I am doing some simulation that is parallelizable. For each process, I'm interested in parameters that are stored in dictionaries. For example, I have a dictionary for layers, a dictionary for loss, etc. The good news is that the processes don't need to share any objects between them. All I'm interested in is getting back the result from the processes and combine them all into one big file.
My current attempt is not efficient and a bit uncomfortable to work with.
It is inefficient because I am retrieving the result from the processes through a shared memory object. This means that I am using a mutex to lock the shared memory object every time a process is saving its result into the object. This is fine if all processes need to access the same object, but in my case, I just want the result. So, passing a shared object between processes is an overkill in my case. I just want the process to return the dictionaries when it's done.
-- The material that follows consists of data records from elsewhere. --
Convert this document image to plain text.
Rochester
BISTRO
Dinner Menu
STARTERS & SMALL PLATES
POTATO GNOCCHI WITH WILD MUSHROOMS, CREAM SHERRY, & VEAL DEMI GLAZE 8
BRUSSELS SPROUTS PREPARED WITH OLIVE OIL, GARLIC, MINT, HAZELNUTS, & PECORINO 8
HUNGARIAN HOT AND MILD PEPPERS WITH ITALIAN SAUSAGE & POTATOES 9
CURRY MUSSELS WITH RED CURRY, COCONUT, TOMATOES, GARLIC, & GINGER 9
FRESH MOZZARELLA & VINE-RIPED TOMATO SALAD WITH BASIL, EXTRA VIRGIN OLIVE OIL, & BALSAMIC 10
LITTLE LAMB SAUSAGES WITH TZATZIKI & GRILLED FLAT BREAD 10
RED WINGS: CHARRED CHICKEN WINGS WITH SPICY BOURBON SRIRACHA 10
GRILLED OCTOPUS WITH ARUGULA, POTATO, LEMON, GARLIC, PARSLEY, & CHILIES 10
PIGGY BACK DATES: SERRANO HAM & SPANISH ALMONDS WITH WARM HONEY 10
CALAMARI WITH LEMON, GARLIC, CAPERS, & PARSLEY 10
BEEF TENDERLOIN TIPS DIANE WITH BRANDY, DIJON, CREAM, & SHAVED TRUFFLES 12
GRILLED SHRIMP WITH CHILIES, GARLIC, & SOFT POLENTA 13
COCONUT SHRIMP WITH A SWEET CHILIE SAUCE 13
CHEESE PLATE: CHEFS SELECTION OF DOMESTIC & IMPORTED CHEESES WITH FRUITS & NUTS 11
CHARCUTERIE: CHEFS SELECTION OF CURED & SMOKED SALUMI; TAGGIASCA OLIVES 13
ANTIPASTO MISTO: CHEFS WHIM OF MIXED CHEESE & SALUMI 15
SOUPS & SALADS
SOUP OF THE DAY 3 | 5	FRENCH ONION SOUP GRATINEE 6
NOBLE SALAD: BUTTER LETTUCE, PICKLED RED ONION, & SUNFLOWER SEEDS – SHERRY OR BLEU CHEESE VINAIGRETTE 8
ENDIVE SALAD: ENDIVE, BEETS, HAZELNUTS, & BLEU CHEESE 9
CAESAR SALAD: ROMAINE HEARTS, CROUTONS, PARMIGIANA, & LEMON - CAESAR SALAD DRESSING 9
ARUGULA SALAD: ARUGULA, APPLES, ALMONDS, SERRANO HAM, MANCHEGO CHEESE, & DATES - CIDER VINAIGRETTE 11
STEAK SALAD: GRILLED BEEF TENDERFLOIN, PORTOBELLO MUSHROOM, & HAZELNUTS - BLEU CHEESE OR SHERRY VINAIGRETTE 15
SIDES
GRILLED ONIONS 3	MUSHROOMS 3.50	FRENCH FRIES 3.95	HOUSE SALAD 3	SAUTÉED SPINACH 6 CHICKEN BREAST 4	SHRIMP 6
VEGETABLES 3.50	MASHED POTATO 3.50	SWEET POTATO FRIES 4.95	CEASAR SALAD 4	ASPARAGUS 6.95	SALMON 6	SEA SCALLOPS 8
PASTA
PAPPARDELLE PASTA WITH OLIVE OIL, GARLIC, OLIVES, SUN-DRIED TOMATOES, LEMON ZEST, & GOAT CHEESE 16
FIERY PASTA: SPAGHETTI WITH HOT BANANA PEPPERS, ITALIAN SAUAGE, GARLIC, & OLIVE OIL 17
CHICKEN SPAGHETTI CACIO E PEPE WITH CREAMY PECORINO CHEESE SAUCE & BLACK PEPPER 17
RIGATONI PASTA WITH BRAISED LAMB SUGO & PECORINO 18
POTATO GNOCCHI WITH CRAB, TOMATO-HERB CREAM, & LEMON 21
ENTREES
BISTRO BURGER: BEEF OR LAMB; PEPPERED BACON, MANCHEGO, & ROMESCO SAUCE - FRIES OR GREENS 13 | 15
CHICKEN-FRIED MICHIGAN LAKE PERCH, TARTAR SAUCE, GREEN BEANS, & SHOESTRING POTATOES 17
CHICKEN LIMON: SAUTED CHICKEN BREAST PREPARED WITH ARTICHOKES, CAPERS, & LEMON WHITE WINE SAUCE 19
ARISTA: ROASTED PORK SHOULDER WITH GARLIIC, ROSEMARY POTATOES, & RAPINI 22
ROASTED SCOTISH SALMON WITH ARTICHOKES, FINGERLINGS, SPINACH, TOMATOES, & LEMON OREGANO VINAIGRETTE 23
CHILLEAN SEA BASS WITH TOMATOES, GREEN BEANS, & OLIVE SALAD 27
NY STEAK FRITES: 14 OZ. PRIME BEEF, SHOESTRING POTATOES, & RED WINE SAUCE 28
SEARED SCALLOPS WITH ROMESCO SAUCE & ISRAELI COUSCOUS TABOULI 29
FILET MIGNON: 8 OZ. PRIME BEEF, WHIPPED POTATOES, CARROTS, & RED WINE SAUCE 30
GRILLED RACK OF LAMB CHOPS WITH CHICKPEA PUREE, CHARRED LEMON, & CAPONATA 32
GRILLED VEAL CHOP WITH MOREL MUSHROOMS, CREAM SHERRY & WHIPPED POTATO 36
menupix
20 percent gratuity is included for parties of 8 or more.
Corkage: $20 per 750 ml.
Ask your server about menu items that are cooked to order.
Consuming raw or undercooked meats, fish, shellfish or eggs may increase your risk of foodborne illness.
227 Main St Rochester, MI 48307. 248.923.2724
It is uncomfortable to work with because every time I need to return some dictionary, I need to create a separate dictionary and adjust the code everywhether for this dictionary. It would be nice to group all the dictionaries into one large dictionary (a dictionary of dictionaries), but for some reason I can share a dictionary object, but cannot share a dictionary of dictionaries.
Here's a snippet of my current solution.
# set up the shared dictionary for the processes
manager = mp.Manager()
layers_dict = manager.dict()
loss_dict = manager.dict()
for k, v in self.output_nodes.items():
# fork the processes
child_processes = []
for process_num in range(N_PROCESSES):
p = Process(target=EqProp(self).train, args=[X, Y, self.batch_size, process_num, N_PROCESSES, layers_dict, loss_dict])
p.start()
child_processes.append(p)
# wait until all processes are done
for process in child_processes:
process.join()
Using multiprocessing.Pool.starmap
you can just return each dict from each process, and combine them into one big dict at the end:
import multiprocessing
# prepare arguments
child_processes_args = []
for k, v in self.output_nodes.items():
for process_num in range(N_PROCESSES):
child_processes_args.append((X, Y, self.batch_size, process_num, N_PROCESSES, layers_dict, loss_dict))
# run execution
pool = multiprocessing.Pool(processes = 3)
results = pool.starmap(EqProp(self).train, child_processes_args)
# get results
results_dict = {}
for result in results:
results_dict[<your-key>] = result